In the words of Abba Dorotheos:
How have we come into all this affliction? How have we fallen into all this misery? Is it not because of our pride? Is it not because of our senselessness? Is it not because we took the wrong decision? Is it not because we chose to impose our bitter will? Why? Was not Man created with every luxury, in all joy, in all rest and in all glory? Was he not in paradise? God said, “Do not do that” but he did it. Do you realize the enormity of his pride? Do you see his obstinacy? Do you see his insubordination? Therefore, when He saw his impudence God said: “He is a fool, he does not know how to be happy. If he does not have a hard time, he will be totally lost. If he does not learn what sorrow is, he will not learn what rest is.” Then He gave him that what he deserved and expelled him from paradise. Thus, Man was given up to self-love and to his own desires which would crush his bones, so as to learn not to trust himself but the commandment of God. The hardships from disobedience will teach him the calmness that comes from obedience as the Prophet says: “Your own wickedness will correct you” (Jer 2:19).

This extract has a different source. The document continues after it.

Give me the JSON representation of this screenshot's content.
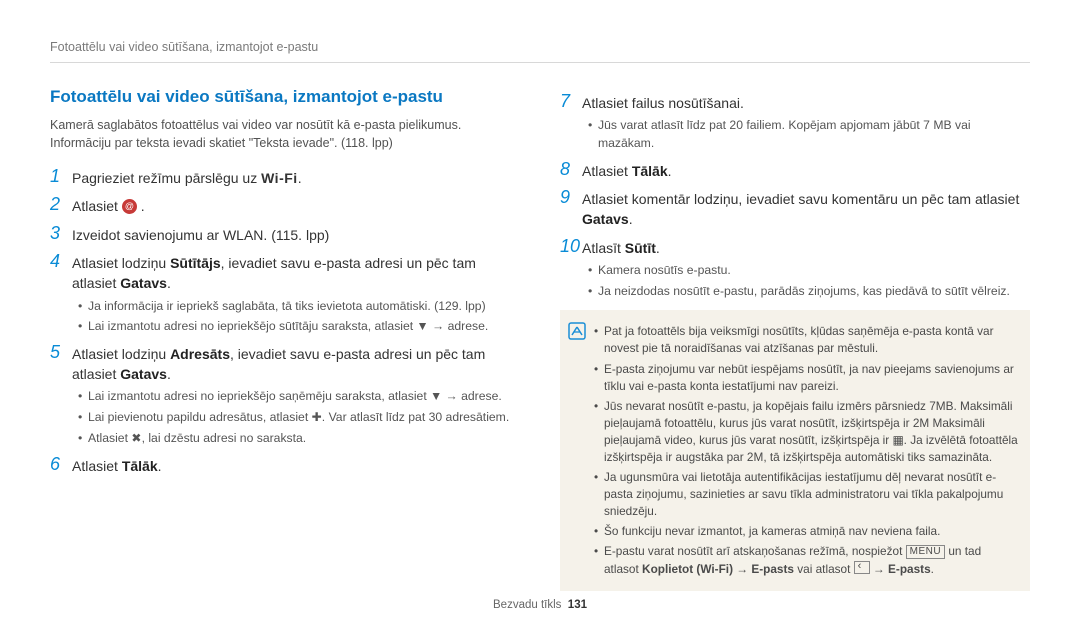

So during the Lenten season ahead—and throughout all our remaining life in this present world—when we see our sinfulness, our brokenness, when we begin to know by bitter experience the tragedy of how drastically we have lost our way, let us not despair. Let us not wonder at it. Let us not ask: “where is the Lord?” He is walking this path of exile beside us. He has been this way before, even down to the lowest depths of Hades. He did not send us here to perish, but to walk with Him the only path that exists to His Father’s House.
To Him be all glory, honor and worship, together with His unoriginate Father and His all-holy and good and life-creating Spirit, now and ever, and unto the ages of ages. Amen.